Mr. Jones, I can report, had a solution to enliven Da Ponte’s dull conclusion: at the crucial moment, the dallying Don pulls a switcheroo, tricking Leporello into taking his place. Now, if you’re concerned that the score and the text might not support such a change, don’t worry: Jones even has the two swap vocal parts, so that in the epilogue we’re left with Giovanni—cleverly disguised, to be sure—explaining his valet’s astonishing disappearance. How Jones slipped that one by the music director, I cannot say.
The more pressing question, though, is why? What does the alteration add to the piece? What do we learn by condemning the poor servant, and not his philandering master, to eternal torment? If the moral is that vice often goes unpunished—well, that’s hardly a novel observation, and its delivery is startlingly glib. For all I could tell, it was simply a tidy way to facilitate a cute bookend, wherein the door business from the overture is reprised during the closing bars—a winking trick right out of the sophomore theater director’s playbook.
And yet, amazingly, the opera can withstand all of this—Mozart’s music, when performed as well as it was on this occasion, can shine through the pitchiest darkness. The cast that the eno fielded that Friday, top to bottom, was superb, far stronger than that heard at the mighty Met several days before.

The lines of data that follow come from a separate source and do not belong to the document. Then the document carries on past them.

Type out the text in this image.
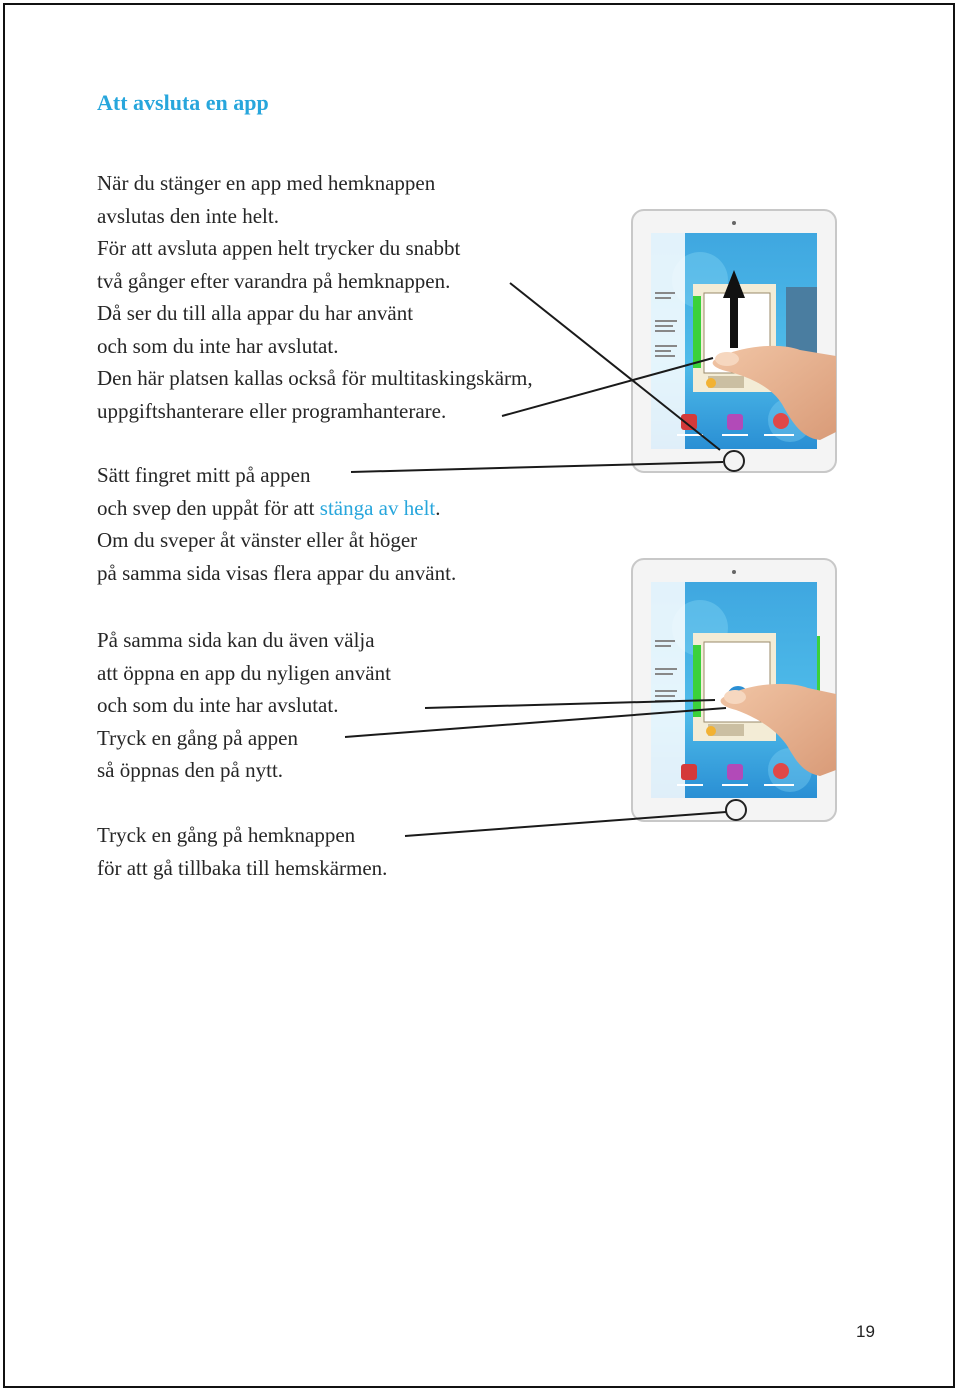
Att avsluta en app

När du stänger en app med hemknappen
avslutas den inte helt.
För att avsluta appen helt trycker du snabbt
två gånger efter varandra på hemknappen.
Då ser du till alla appar du har använt
och som du inte har avslutat.
Den här platsen kallas också för multitaskingskärm,
uppgiftshanterare eller programhanterare.

Sätt fingret mitt på appen
och svep den uppåt för att stänga av helt.
Om du sveper åt vänster eller åt höger
på samma sida visas flera appar du använt.

På samma sida kan du även välja
att öppna en app du nyligen använt
och som du inte har avslutat.
Tryck en gång på appen
så öppnas den på nytt.

Tryck en gång på hemknappen
för att gå tillbaka till hemskärmen.

19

Christopher Purves sounded somewhat leaner than most Don Giovannis but held his own in the title role. Christine Rice gave Elvira a direct, clean voice that kept an attractive tone as it cut past the orchestra. Mary Bevan was a revelation as Zerlina, showing off a lovely, liquid, honeyed quality, and flawless technique, glowing in every one of her scenes. Allan Clayton was simply brilliant as Don Ottavio, exhibiting none of the stereotypical reediness one is supposed to expect from English tenors. His account of the famous aria “Dalla sua pace” (“Her joy is my joy,” in this rendition) showed a gorgeous, creamy quality, with exquisite phrasing.
Mozart’s music can shine through the pitchiest darkness.
The strongest still, in my mind, was Clive Bayley’s Leporello. It’s rare that you hear a bass (or bass-baritone) with so full a voice and such subtle coloration sing this role, but a singer like Bayley is a treat to hear. He had more than enough power to fill out the role—he could have swapped in for the entirety of the title role, and no one would have complained. Most importantly, he keenly understood Leporello’s essential comic character—the cheeky glee of his “Catalogue” aria was irresistible.
That aria, incidentally, included some of the finest work of Mark Wigglesworth & co. down in the pit. The charm of this aria is not only in its wordplay and the buoyancy of its vocal writing—that same wit can be heard every bit as much in the bubbling of Mozart’s inspired orchestration. It’s a memorable comic moment, no question, but when the orchestra sparkles and shines as much as this one did, the Catalogue can be a musical highlight, too.